Technological innovations are faster, product development cycles are shorter, and expectations for everything are higher; in short the velocity of business, driven by technological change, is increasing exponentially, according to Scott Klososky in his book The Velocity Manifesto: Harnessing Technology, Vision and Culture to Future-Proof Your Organization. Increased velocity demands leadership skills that are very different from the ones that were effective twenty years ago.
Part One of the book is about “renovating your digital plumbing”. Most business leaders recognise the importance of information technology to their success, but admit that their organisation’s IT resources are far from optimal. It is critical that you get your IT right by fixing the leaks in your digital plumbing if you are to have any chance of keeping up with the pace of change.
Part Two is about “high beam strategy”. Many businesses are driving with their headlights off – and doomed to crash – or with their headlights on low-beam, focusing only on the immediate future, so that they can only travel at low speed. Businesses which travel at high speed need to have their headlights on high beam, anticipating the trends which will happen over the next five years or more.

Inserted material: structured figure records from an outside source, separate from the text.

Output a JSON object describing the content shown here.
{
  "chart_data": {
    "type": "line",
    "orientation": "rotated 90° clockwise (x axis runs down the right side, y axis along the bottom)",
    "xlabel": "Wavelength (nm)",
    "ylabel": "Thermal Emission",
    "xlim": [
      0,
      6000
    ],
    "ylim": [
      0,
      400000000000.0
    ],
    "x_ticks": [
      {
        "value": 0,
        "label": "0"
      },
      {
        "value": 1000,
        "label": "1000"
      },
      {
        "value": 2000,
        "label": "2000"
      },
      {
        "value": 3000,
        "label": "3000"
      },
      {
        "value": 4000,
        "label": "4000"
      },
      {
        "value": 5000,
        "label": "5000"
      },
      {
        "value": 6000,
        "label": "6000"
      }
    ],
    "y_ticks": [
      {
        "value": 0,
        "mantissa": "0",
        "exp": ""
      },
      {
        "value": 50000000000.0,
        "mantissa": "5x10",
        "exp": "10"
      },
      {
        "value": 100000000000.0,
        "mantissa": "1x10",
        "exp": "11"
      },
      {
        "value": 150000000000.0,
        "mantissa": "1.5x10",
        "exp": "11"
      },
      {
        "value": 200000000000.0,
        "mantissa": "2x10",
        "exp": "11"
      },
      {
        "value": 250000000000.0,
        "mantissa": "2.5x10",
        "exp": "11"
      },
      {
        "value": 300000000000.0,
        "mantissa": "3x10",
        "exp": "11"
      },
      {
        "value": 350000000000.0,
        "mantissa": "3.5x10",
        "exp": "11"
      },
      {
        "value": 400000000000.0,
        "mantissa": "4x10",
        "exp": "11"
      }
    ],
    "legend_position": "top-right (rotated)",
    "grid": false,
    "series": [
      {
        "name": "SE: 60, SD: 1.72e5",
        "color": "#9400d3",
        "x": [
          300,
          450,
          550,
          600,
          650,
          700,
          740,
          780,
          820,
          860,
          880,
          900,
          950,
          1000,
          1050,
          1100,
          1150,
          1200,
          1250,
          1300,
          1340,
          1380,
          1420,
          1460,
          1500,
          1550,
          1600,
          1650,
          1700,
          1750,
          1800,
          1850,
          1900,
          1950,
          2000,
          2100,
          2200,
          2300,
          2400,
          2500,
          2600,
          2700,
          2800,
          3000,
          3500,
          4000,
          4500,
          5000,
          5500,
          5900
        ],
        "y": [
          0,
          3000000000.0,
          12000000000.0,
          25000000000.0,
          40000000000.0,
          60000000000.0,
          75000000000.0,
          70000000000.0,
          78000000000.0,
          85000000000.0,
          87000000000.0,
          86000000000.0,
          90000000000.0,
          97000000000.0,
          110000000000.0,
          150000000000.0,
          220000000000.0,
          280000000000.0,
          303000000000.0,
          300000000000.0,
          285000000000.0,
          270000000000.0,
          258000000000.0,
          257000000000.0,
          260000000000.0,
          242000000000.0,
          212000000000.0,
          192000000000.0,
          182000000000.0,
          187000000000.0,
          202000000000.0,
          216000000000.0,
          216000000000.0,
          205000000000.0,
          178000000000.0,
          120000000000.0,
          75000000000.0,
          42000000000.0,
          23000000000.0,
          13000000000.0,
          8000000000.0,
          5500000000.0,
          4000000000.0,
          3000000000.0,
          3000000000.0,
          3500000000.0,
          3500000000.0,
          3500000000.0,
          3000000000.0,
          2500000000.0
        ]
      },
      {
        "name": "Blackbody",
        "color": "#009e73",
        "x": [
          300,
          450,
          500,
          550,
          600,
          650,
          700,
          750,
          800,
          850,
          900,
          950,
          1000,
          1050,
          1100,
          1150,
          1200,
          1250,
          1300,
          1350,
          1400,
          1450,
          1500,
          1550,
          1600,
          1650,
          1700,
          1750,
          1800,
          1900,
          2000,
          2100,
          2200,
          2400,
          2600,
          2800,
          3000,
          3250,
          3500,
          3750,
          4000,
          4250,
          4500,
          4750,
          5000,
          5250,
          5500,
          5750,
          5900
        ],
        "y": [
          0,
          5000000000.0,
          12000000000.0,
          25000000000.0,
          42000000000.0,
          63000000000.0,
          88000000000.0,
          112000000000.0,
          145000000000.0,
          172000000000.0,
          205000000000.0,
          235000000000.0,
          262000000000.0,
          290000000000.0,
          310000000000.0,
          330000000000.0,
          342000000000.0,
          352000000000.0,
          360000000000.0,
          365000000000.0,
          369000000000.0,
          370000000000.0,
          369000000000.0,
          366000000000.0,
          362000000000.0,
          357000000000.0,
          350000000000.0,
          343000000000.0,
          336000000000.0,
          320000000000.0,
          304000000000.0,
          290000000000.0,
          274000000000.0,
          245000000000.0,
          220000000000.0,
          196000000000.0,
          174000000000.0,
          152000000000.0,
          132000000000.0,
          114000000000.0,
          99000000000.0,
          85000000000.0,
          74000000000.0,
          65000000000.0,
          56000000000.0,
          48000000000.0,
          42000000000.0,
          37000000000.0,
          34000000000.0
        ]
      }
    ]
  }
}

Part Three is about “creating a culture of velocity”. There is a big difference in productivity between a good programmer and an average programmer, and good IT people need to be treated like the creative artists that they are. IT-dependent businesses need to cultivate organisational cultures which are attractive to the millennial generation and take advantage of social technologies.
In my view this book does an excellent job of identifying the problems faced by current IT-dependent organisations and suggesting solutions. Business leaders cannot get the best results by simply leaving the IT strategy to the IT department; they have to take the time to understand the technology and work out how they can use the technology to drive better business results.
I would not have chosen the expression “digital plumbing” as a metaphor for IT infrastructure, because it suggests something that is necessary but does not make a great contribution to success. In fact, for knowledge-based organisations the IT infrastructure is often the most significant contributor to profitability. This easy-to-read book is worthy of the attention of any business leader.